The round was led by Peak XV’s Rohit Agarwal, who framed his investment around a structural shift in enterprise content. The broader RegTech market provides some context for the bet: it stood at roughly $24 billion in 2025 and is growing at over 20% annually, with demand concentrated in financial services, insurance and pharmaceuticals, the verticals where Haast’s existing customers sit and where regulators such as the FCA, ASIC, SEC and FINRA impose the most prescriptive marketing obligations.
“We are seeing a major shift across large enterprises: a content explosion driven by LLMs alongside an increasingly complex regulatory landscape. In a world where every screen and ad is personalized, manual review is no longer just slow, it’s impossible. Haast is solving a multi-billion dollar bottleneck by turning compliance into an automated enabler.”
Rohit Agarwal, Managing Director, Peak XV Partners
DST Global Partners joined the round alongside existing backers Airtree, Aura Ventures and Black Sheep Capital. Airtree had led the A$6 million seed in May 2025; a $1.2 million pre-seed closed in 2023.
The nearest competitor is Norm AI, a U.S. startup applying large language models to broader regulatory compliance and building toward a similar AI-native infrastructure pitch. The wider field includes Warrant, which focuses on pre-publish reviews for financial services, real estate and insurance; incumbents such as bethebrand and IntelligenceBank, which offer marketing workflow and digital asset management tools with compliance modules attached; and data-and-privacy specialists including Usercentrics and Pixalate. Haast’s argument is that those options split uncomfortably between rigid rule libraries and general-purpose AI assistants, leaving room for automation built specifically for high-volume enterprise environments. No independent analyst assessment of that competitive positioning was available at the time of publication.

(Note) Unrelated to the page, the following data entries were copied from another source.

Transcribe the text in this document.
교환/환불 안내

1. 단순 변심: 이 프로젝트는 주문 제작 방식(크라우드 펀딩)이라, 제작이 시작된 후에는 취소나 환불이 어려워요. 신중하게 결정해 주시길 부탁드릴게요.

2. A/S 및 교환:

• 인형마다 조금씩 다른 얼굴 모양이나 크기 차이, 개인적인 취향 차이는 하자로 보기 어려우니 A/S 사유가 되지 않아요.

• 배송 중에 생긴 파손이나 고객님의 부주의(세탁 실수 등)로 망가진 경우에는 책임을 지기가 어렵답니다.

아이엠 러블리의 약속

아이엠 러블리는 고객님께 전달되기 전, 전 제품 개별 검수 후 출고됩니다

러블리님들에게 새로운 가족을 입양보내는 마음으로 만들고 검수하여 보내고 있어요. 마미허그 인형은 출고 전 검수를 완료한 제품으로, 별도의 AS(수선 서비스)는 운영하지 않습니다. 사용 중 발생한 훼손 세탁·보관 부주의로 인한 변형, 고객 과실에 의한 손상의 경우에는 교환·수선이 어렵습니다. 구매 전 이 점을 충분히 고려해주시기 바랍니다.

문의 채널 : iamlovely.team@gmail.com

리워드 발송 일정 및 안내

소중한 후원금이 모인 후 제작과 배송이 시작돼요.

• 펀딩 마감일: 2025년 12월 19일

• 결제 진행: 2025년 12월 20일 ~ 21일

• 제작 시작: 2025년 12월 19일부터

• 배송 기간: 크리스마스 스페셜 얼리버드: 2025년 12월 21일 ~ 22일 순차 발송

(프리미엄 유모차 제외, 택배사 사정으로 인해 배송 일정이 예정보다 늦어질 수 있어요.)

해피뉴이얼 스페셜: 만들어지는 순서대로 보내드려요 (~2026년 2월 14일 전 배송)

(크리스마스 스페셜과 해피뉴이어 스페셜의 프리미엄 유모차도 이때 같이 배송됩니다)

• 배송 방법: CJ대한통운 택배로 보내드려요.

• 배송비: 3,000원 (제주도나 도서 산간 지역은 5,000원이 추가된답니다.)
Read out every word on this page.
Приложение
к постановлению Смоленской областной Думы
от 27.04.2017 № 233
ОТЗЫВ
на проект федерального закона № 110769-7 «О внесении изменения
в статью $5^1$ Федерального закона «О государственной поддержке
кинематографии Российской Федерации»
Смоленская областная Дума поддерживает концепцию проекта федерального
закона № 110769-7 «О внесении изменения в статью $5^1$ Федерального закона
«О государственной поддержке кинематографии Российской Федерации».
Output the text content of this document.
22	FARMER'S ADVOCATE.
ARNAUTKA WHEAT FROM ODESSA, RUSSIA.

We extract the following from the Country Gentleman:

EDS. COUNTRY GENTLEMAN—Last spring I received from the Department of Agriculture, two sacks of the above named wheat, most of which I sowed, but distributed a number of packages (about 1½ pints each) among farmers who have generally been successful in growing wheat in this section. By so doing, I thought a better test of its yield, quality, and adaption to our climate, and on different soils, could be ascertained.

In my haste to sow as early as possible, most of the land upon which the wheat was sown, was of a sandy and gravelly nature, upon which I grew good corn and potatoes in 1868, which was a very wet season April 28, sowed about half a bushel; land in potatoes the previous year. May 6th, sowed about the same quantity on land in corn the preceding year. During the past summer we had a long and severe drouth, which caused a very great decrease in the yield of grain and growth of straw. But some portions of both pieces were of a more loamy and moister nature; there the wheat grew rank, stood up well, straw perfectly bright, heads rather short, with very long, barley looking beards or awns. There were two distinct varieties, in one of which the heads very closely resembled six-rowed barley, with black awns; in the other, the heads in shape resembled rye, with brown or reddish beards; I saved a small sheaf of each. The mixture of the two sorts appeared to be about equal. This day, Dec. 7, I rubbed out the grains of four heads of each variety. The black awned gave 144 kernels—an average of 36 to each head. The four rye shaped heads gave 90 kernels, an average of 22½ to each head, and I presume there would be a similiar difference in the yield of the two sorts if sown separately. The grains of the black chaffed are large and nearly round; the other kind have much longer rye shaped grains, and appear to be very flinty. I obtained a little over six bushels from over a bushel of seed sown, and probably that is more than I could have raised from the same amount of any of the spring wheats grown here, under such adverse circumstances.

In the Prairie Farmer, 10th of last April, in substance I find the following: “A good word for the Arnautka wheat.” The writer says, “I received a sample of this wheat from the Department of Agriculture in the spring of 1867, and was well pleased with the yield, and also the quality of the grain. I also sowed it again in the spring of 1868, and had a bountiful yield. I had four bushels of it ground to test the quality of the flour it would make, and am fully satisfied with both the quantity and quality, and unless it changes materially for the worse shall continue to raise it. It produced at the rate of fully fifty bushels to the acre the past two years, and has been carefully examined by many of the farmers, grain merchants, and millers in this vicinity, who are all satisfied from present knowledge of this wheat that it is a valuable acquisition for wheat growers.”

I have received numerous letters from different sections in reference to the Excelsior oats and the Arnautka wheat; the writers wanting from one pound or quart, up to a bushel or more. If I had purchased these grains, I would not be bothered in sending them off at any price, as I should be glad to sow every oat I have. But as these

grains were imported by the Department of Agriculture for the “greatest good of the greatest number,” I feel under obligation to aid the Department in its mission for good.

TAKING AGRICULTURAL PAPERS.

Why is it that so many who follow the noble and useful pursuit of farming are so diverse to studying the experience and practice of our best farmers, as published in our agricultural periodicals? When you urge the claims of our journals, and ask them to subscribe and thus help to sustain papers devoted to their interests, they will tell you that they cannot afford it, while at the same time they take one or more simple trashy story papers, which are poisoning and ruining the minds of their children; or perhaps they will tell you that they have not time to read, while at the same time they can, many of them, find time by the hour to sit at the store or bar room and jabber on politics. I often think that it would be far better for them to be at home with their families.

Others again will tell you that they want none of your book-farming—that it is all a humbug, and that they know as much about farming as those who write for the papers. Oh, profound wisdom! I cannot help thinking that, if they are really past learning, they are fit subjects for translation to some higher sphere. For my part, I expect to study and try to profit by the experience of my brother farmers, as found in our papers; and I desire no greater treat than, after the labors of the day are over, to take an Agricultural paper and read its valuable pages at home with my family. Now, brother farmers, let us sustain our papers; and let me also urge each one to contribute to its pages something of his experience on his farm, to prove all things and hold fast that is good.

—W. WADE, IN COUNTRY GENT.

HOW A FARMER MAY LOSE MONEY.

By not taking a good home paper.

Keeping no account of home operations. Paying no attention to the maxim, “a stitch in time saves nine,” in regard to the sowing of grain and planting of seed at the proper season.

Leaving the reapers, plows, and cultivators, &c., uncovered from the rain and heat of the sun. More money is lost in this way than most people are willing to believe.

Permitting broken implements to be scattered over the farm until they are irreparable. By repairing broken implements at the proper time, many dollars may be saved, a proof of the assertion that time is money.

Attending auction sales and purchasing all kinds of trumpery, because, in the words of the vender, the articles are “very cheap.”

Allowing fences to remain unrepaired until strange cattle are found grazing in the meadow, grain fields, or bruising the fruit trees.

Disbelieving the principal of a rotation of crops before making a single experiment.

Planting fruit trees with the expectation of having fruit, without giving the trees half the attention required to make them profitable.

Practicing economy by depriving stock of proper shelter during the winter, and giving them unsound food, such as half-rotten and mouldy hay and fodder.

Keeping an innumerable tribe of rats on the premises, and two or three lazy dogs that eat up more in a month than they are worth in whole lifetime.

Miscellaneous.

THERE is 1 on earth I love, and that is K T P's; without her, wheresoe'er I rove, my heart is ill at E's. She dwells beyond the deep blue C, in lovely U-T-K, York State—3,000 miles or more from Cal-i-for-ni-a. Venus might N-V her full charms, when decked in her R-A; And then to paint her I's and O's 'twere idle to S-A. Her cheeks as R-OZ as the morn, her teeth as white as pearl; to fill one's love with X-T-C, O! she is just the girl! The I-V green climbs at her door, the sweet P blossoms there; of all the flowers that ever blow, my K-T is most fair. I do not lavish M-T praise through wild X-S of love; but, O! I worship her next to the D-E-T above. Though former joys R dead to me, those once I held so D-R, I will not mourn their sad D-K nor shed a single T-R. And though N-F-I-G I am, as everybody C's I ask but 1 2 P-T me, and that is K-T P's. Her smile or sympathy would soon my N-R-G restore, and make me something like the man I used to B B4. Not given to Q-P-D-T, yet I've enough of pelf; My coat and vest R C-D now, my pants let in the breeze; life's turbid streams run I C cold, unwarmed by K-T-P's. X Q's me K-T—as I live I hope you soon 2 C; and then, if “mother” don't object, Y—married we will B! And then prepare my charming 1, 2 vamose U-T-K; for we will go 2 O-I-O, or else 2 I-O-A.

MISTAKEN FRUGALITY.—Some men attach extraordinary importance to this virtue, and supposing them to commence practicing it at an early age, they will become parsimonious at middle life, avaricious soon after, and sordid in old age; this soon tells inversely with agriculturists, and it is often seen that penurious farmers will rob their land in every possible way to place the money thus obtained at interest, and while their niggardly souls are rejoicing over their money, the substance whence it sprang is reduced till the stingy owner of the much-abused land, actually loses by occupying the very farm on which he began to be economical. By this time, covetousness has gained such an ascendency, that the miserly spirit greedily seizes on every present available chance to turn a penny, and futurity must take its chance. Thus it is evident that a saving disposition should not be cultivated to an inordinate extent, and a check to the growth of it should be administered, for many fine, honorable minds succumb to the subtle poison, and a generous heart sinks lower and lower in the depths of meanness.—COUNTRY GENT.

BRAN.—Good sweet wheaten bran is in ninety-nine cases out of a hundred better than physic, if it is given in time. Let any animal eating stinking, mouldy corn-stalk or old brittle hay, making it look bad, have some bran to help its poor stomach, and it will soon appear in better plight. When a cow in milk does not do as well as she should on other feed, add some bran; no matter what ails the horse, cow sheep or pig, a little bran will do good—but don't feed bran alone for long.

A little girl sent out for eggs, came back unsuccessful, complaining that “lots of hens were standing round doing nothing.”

The Series A proceeds are earmarked for scaling existing agentic workflows, accelerating product development and expanding the global enterprise footprint. The roadmap extends into contract review and anti-money-laundering workflows, territory that would put Haast in direct competition with established RegTech vendors and with compliance tools being built into platforms such as Microsoft 365. Both moves would test whether the customization-first approach that has worked in marketing holds up in domains where regulatory penalties are larger and the tolerance for error is smaller.
The longer-term question is whether AI-native compliance proves to be a durable independent category or a feature that large enterprise software vendors absorb within a product cycle. Haast’s wager is that the depth of customization required by enterprise legal teams, the defensibility of its audit trail and the integration into existing workflows are enough to sustain a standalone business. The 4.5x revenue growth and zero churn support that case. The harder proof comes when the company must convert beta deployments into multi-year contracts, hold its position against Norm AI and push credibly into new regulatory domains, all while deciding whether to raise a Series B on its own terms or wait until the runway runs short.